Gesagt, getan. Am Ende habe man einen richtigen „Grabhügel“ gehabt, erzählt Siedler. Doch die Stämme wollte man so nicht etwa loswerden, sondern es sollte ein Versuch sein. Die Idee dahinter: Von Pilzen befallenes Holz ergibt durch individuelle Muster und Farben ein ungleich wertvolleres Furnier. In der Natur ist solches Holz eher ein Zufallsfund. Beißen die Pilze an? Kann aus dem Haufen Totholz edles Furnier werden?
Man habe nach einem Jahr geschaut: nichts. Nach zwei Jahren: nichts. Nach drei Jahren: nichts. Nach dreieinhalb Jahren hätten sie sich gesagt: „Wir brauchen den Platz, der Haufen muss weg.“
Wieder wurde ein Stamm aufgesägt – und siehe da: Auf einmal hat es funktioniert, Pilze wie der Bunte Schmetterlingsporling, der Zunderschwamm und der Feuerschwamm hatten das Holz durch ihr Wirken gemustert.
Wie ein Trüffel oder Rorschachtest
Weil das Furnier ausschaute wie ein aufgeschnittener weißer Trüffel, der von unregelmäßigen schwarzen Linien durchzogen ist, kam Verkaufsleiter Siedler die Idee, das Holz „Trüffelbuche“ zu nennen. Die Muster, die durch diese „Demarkationslinien“ entstehen, durch die sich Ständerpilze untereinander abgrenzen, erinnern mitunter an den Rorschachtest mit Tintenkleksen, erst recht wenn man zwei Furnierstücke so nebeneinander legt, dass das Muster gespiegelt wirkt. Was erkennt man? „Stundenlang kann ich so ein Holzbild von einer Trüffelbuche anschauen, ohne dass mir langweilig wird“, sagt der studierte Forstwirt Siedler.
Er will den Ball etwas flach halten und betont, dass das Ganze keine Erfindung des Lohrer Furnierwerks ist, sondern eine „uralte Geschichte“. Das von Pilzen veränderte Holz ist aufgrund seiner möglichen Marmorierung auch als Marmorbuche bekannt, im Englischen als spalted wood. Siedler blättert in einem dicken Wälzer über das Färben von Holz und zeigt beispielsweise Holz, das durch den Grünspanbecherling natürlich grün gefärbt und von Kunstschreinern verarbeitet wurde. Er schätzt, dass es bei uns Zehntausende verschiedene Pilze gibt, die sich Holz schmecken lassen und es so verändern.

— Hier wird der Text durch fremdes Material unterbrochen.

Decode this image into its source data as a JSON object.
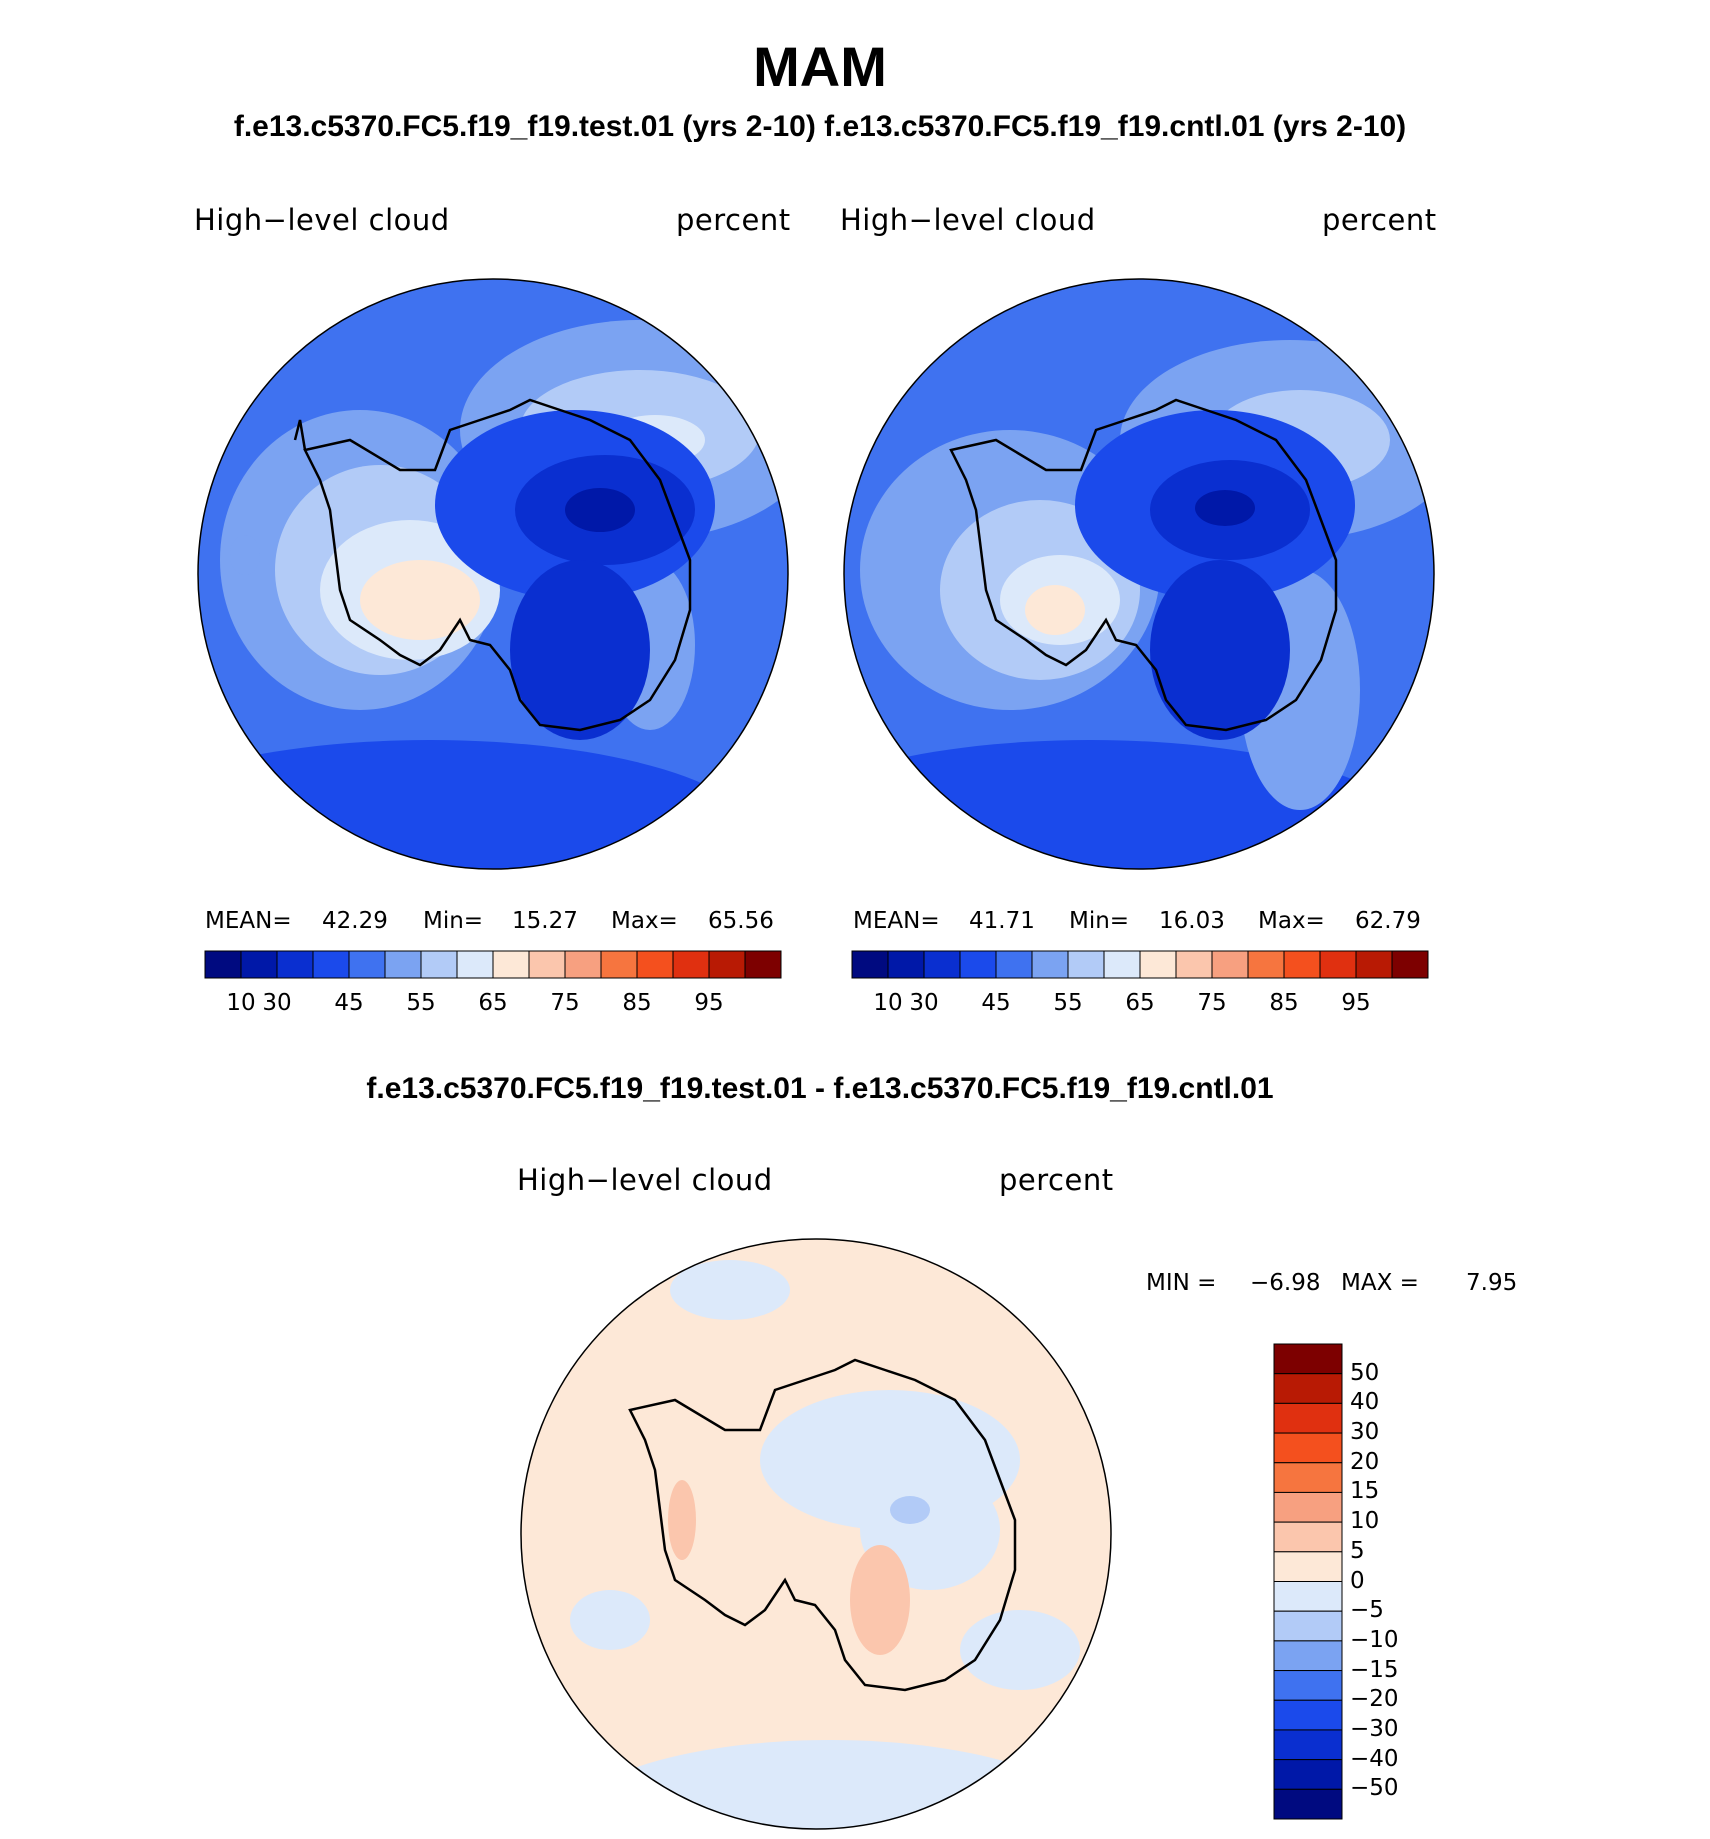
{
  "figure": {
    "title": "MAM",
    "subtitle": "f.e13.c5370.FC5.f19_f19.test.01 (yrs 2-10) f.e13.c5370.FC5.f19_f19.cntl.01 (yrs 2-10)",
    "diff_title": "f.e13.c5370.FC5.f19_f19.test.01 - f.e13.c5370.FC5.f19_f19.cntl.01"
  },
  "panels": {
    "test": {
      "variable": "High−level cloud",
      "units": "percent",
      "mean_label": "MEAN=",
      "mean": "42.29",
      "min_label": "Min=",
      "min": "15.27",
      "max_label": "Max=",
      "max": "65.56"
    },
    "cntl": {
      "variable": "High−level cloud",
      "units": "percent",
      "mean_label": "MEAN=",
      "mean": "41.71",
      "min_label": "Min=",
      "min": "16.03",
      "max_label": "Max=",
      "max": "62.79"
    },
    "diff": {
      "variable": "High−level cloud",
      "units": "percent",
      "min_label": "MIN =",
      "min": "−6.98",
      "max_label": "MAX =",
      "max": "7.95"
    }
  },
  "colorbars": {
    "abs": {
      "colors": [
        "#000a80",
        "#0018a8",
        "#0a2fd0",
        "#1b4aeb",
        "#3f72f0",
        "#7ba3f2",
        "#b2cbf7",
        "#dce9fa",
        "#fde8d7",
        "#fbc6ad",
        "#f7a080",
        "#f6753f",
        "#f4501e",
        "#e03010",
        "#b81a04",
        "#7d0000"
      ],
      "tick_labels": [
        "10",
        "30",
        "45",
        "55",
        "65",
        "75",
        "85",
        "95"
      ]
    },
    "diff": {
      "colors": [
        "#7d0000",
        "#b81a04",
        "#e03010",
        "#f4501e",
        "#f6753f",
        "#f7a080",
        "#fbc6ad",
        "#fde8d7",
        "#dce9fa",
        "#b2cbf7",
        "#7ba3f2",
        "#3f72f0",
        "#1b4aeb",
        "#0a2fd0",
        "#0018a8",
        "#000a80"
      ],
      "tick_labels": [
        "50",
        "40",
        "30",
        "20",
        "15",
        "10",
        "5",
        "0",
        "−5",
        "−10",
        "−15",
        "−20",
        "−30",
        "−40",
        "−50"
      ]
    }
  }
}
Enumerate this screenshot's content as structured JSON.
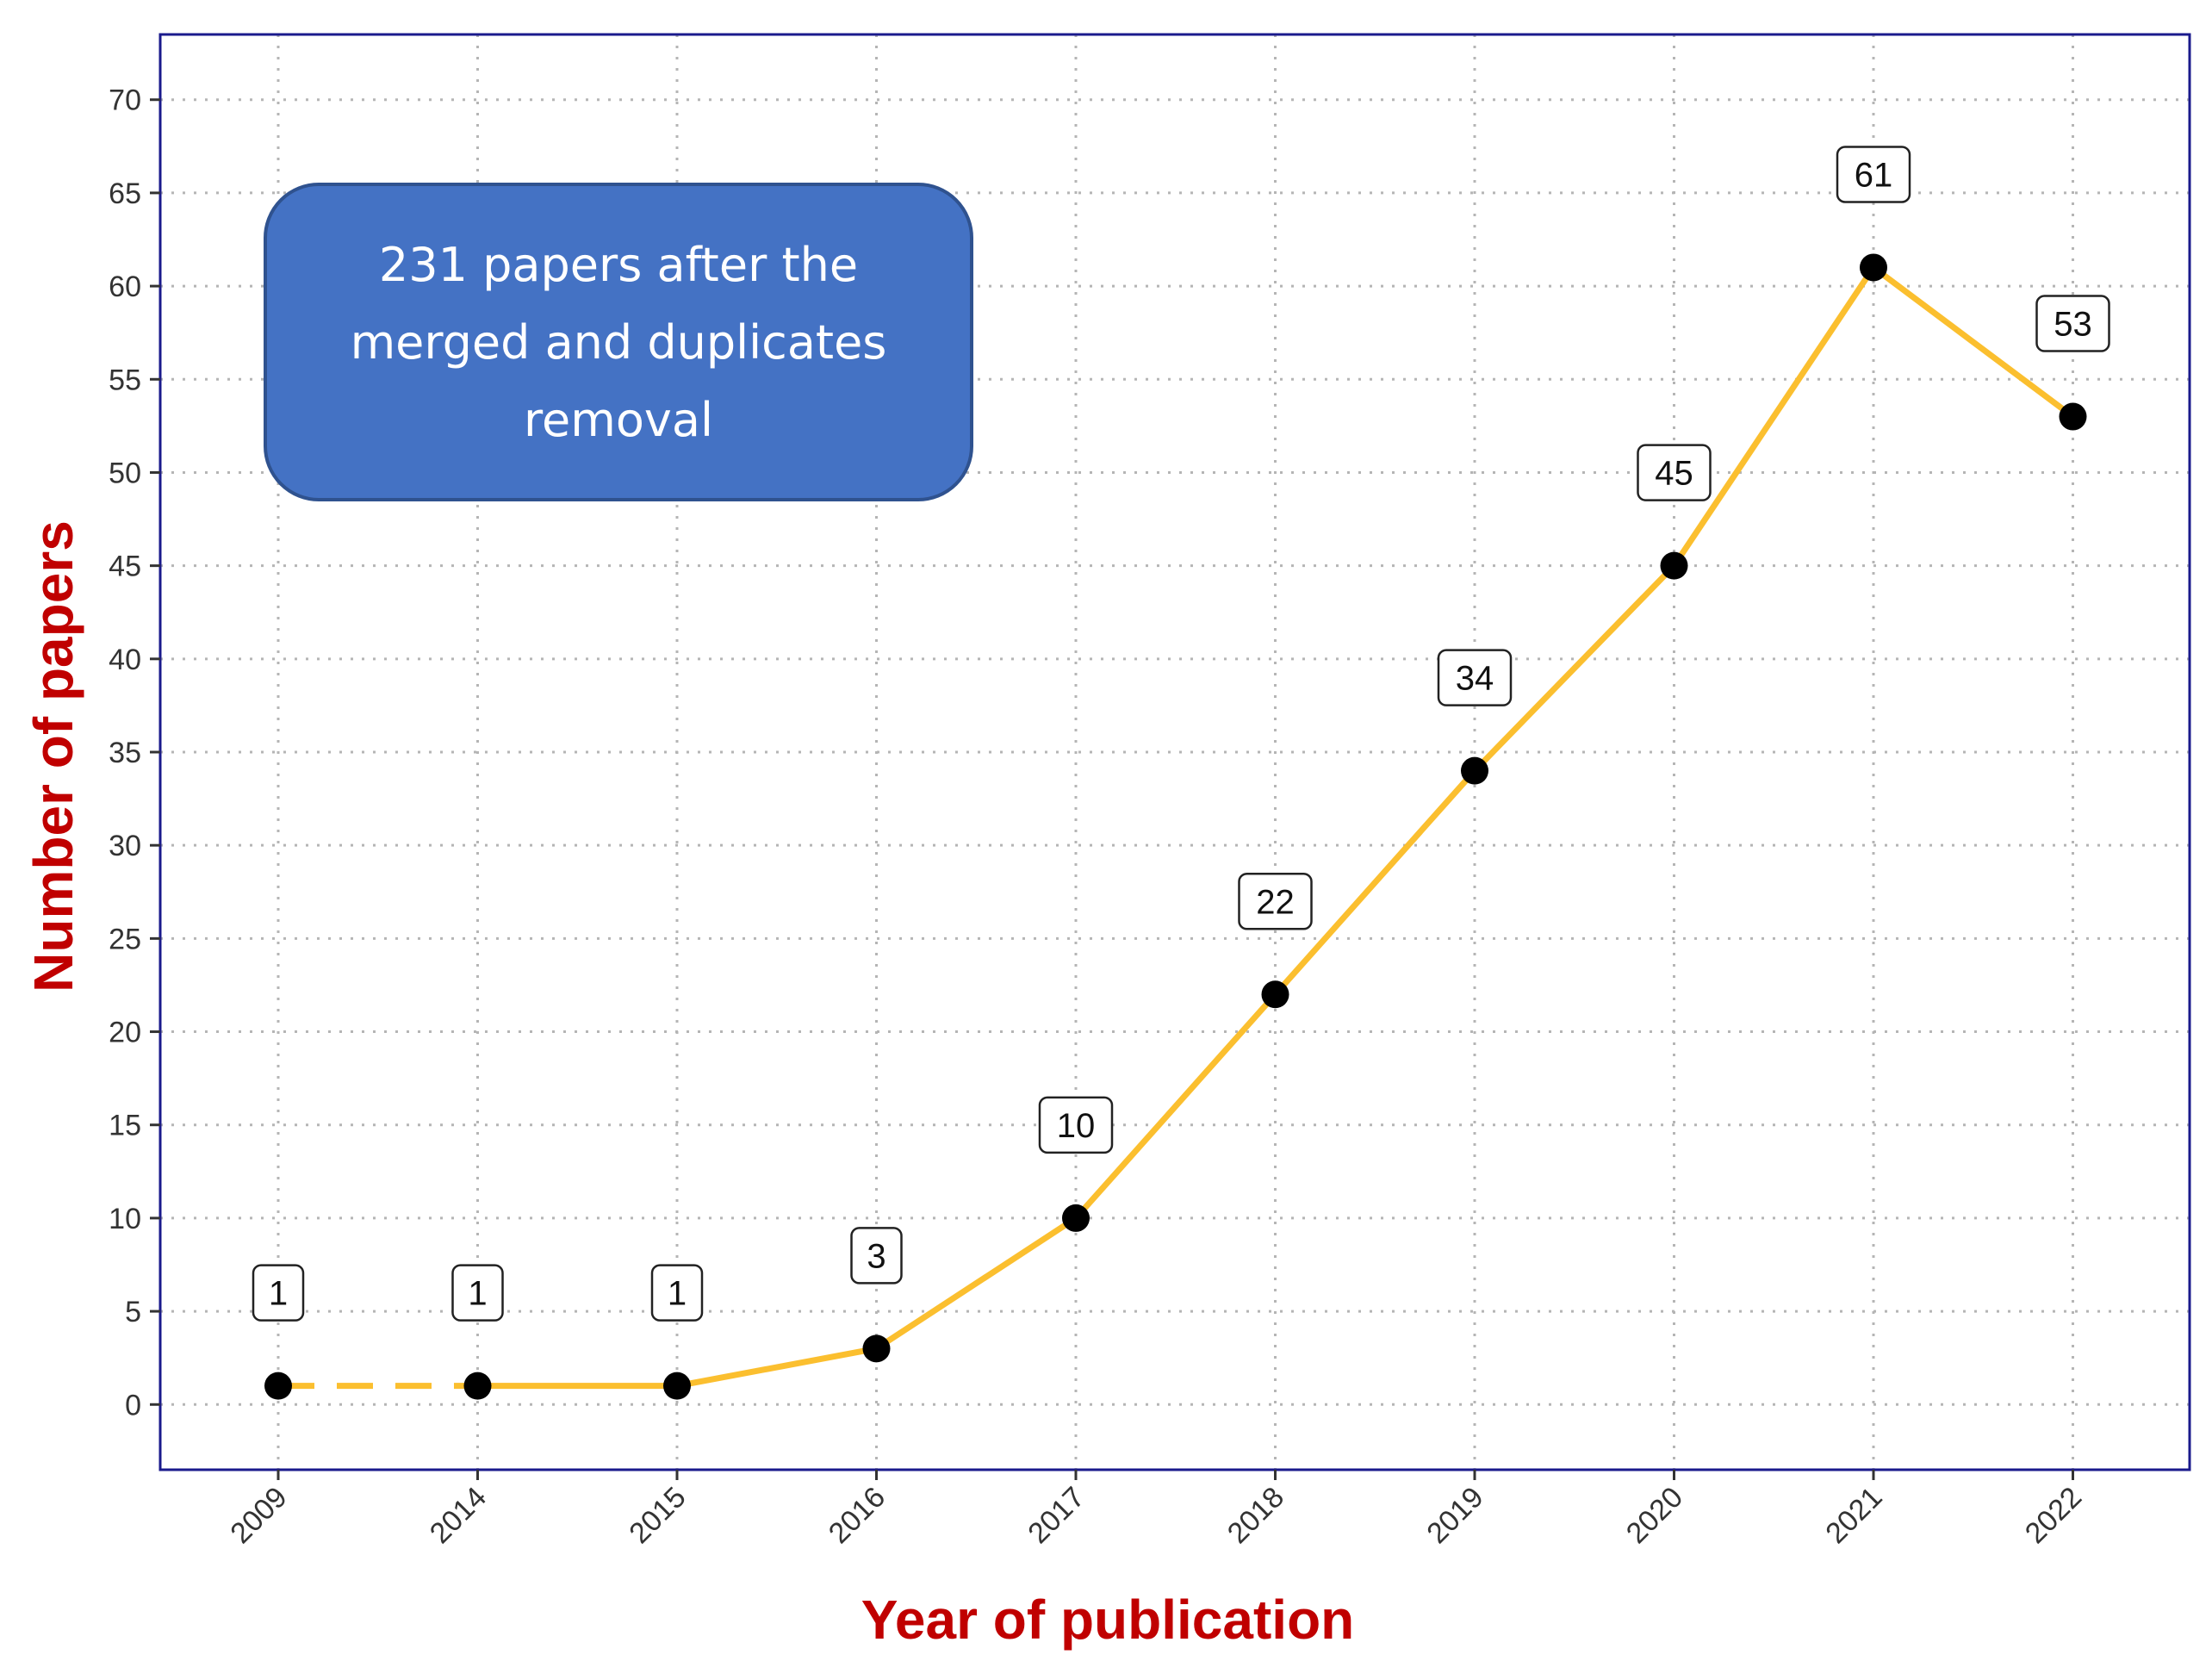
{
  "chart_data": {
    "type": "line",
    "title": "",
    "xlabel": "Year of publication",
    "ylabel": "Number of papers",
    "categories": [
      "2009",
      "2014",
      "2015",
      "2016",
      "2017",
      "2018",
      "2019",
      "2020",
      "2021",
      "2022"
    ],
    "series": [
      {
        "values": [
          1,
          1,
          1,
          3,
          10,
          22,
          34,
          45,
          61,
          53
        ],
        "color": "#fbbf2f"
      }
    ],
    "data_labels": [
      "1",
      "1",
      "1",
      "3",
      "10",
      "22",
      "34",
      "45",
      "61",
      "53"
    ],
    "yticks": [
      0,
      5,
      10,
      15,
      20,
      25,
      30,
      35,
      40,
      45,
      50,
      55,
      60,
      65,
      70
    ],
    "ylim": [
      -3.5,
      73.5
    ],
    "grid": true,
    "grid_style": "dotted",
    "broken_segment": "dashed line between 2009 and 2014",
    "annotation": {
      "lines": [
        "231 papers after the",
        "merged and duplicates",
        "removal"
      ],
      "color": "#4472c4"
    },
    "colors": {
      "line": "#fbbf2f",
      "points": "#000000",
      "axis_titles": "#c00000",
      "panel_border": "#1a1a8c"
    }
  }
}
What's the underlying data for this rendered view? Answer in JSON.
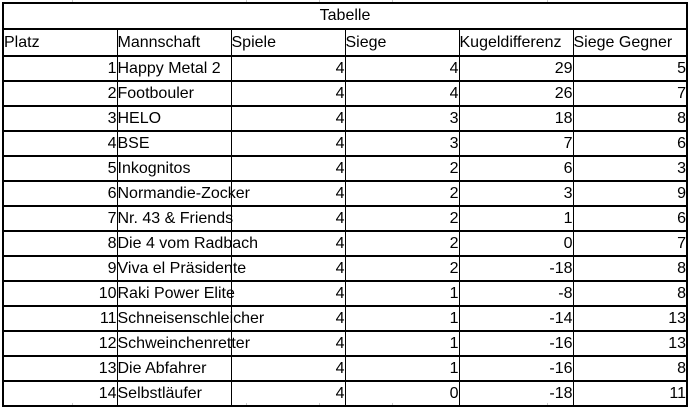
{
  "table": {
    "title": "Tabelle",
    "columns": [
      "Platz",
      "Mannschaft",
      "Spiele",
      "Siege",
      "Kugeldifferenz",
      "Siege Gegner"
    ],
    "rows": [
      [
        1,
        "Happy Metal 2",
        4,
        4,
        29,
        5
      ],
      [
        2,
        "Footbouler",
        4,
        4,
        26,
        7
      ],
      [
        3,
        "HELO",
        4,
        3,
        18,
        8
      ],
      [
        4,
        "BSE",
        4,
        3,
        7,
        6
      ],
      [
        5,
        "Inkognitos",
        4,
        2,
        6,
        3
      ],
      [
        6,
        "Normandie-Zocker",
        4,
        2,
        3,
        9
      ],
      [
        7,
        "Nr. 43 & Friends",
        4,
        2,
        1,
        6
      ],
      [
        8,
        "Die 4 vom Radbach",
        4,
        2,
        0,
        7
      ],
      [
        9,
        "Viva el Präsidente",
        4,
        2,
        -18,
        8
      ],
      [
        10,
        "Raki Power Elite",
        4,
        1,
        -8,
        8
      ],
      [
        11,
        "Schneisenschleicher",
        4,
        1,
        -14,
        13
      ],
      [
        12,
        "Schweinchenretter",
        4,
        1,
        -16,
        13
      ],
      [
        13,
        "Die Abfahrer",
        4,
        1,
        -16,
        8
      ],
      [
        14,
        "Selbstläufer",
        4,
        0,
        -18,
        11
      ]
    ]
  },
  "colors": {
    "border": "#000000",
    "background": "#ffffff",
    "text": "#000000",
    "gridline_remnant": "#c9c9c9"
  }
}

Design-Preis für das Pilz-Muster
Immerhin ein Prozent des Gesamtumsatzes von etwa neun Millionen Euro mache das Furnierwerk mit Furnier aus solchem Holz, sagt Firmenchef Richard Weis. 2016 hat sein Unternehmen dafür den Deutschen Design-Preis (German Design Award) gewonnen. Abnehmer sind vor allem mittelständische deutsche Möbelhersteller, die Möbel mit „individuellem Touch“ herstellen wollen. Ein großer Kunde ist ein japanischer Küchenhersteller, der mit dem besonderen Furnier Küchenoberflächen gestaltet.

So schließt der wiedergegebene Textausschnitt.